13.11.2011

Neonazi-Morde: Körting warnt vor Kronzeugen-Regelung für Rechtsterroristen

Beate Z.: Kommt bei ihr die Kronzeugen-Regelung zur Anwendung?
Beate Z.: Kommt bei ihr die Kronzeugen-Regelung zur Anwendung?
Foto: dapd
Berlin –  

Berlins Innensenator Ehrhart Körting warnt vor einer Kronzeugen-Regelung im Fall der Neonazi-Mordserie.

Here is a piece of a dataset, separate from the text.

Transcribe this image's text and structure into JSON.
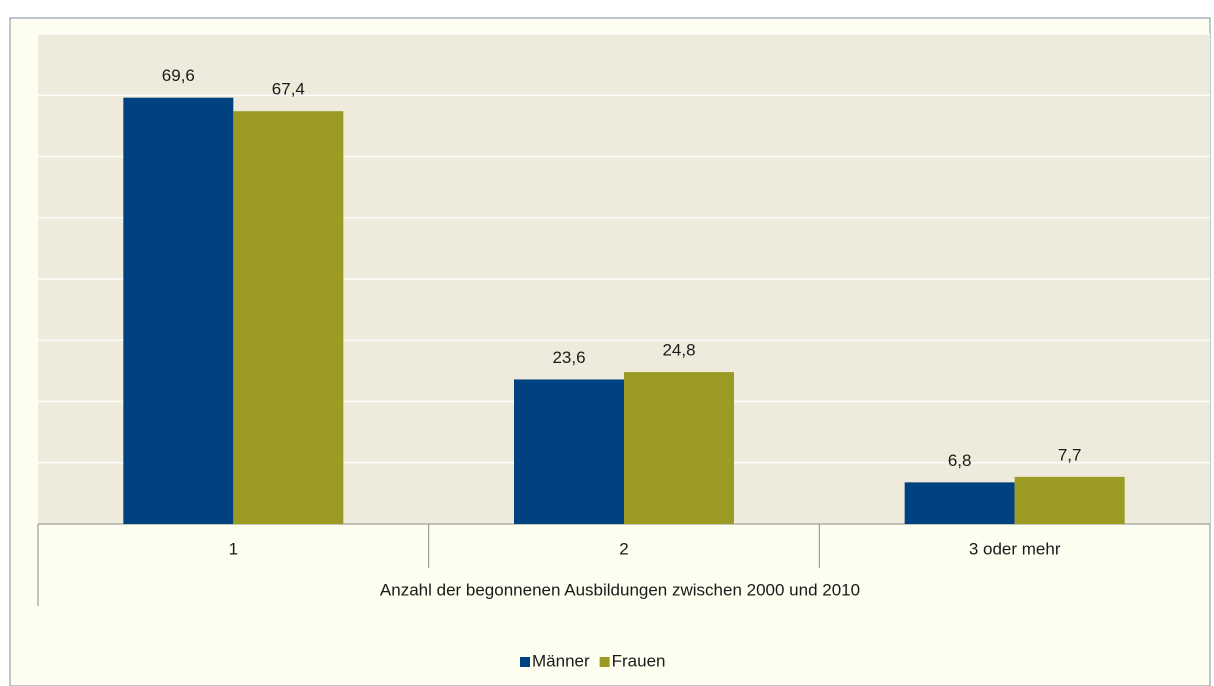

Berlins Innensenator Ehrhart Körting (SPD) hat davor gewarnt, im Fall der Neonazi-Mordserie die Kronzeugenregelung anzuwenden. „Ich halte nach jetzigem Erkenntnisstand eine Debatte um Strafmilderung für politisch und rechtlich verfehlt“, sagte der SPD-Politiker am Sonntag im Gespräch mit der Nachrichtenagentur dpa. Er reagierte auf einen Bericht der „Bild am Sonntag“, wonach Beate Z., die zu dem in die Morde verwickelten Neonazi-Trio aus Jena gehört, nur aussagen will, wenn ihr als Kronzeugin Strafmilderung zugesichert wird. Die 36 Jahre alte Frau sitzt in Untersuchungshaft.

„Politisch halte ich es für verfehlt, bei derartig schweren Straftaten - nämlich Morden aus ausländerfeindlichen, rassistischen Gründen - auch nur darüber nachzudenken, einem der Beteiligten Strafmilderung zukommen zu lassen. Das wäre meines Erachtens ein völlig falsches Signal in einer Gesellschaft, in der es seit vielen, vielen Jahren rechtsextremistische Gewalttaten, auch Gewalt gegen Ausländer, gibt. Der Staat ist staatspolitisch gut beraten, ein sehr deutliches Stoppsignal gegen alle Täter und Tatbeteiligte zu setzen.“ Man dürfe sich von derartigen Taten nicht mittels einer Kronzeugenregelung „reinwaschen“ können.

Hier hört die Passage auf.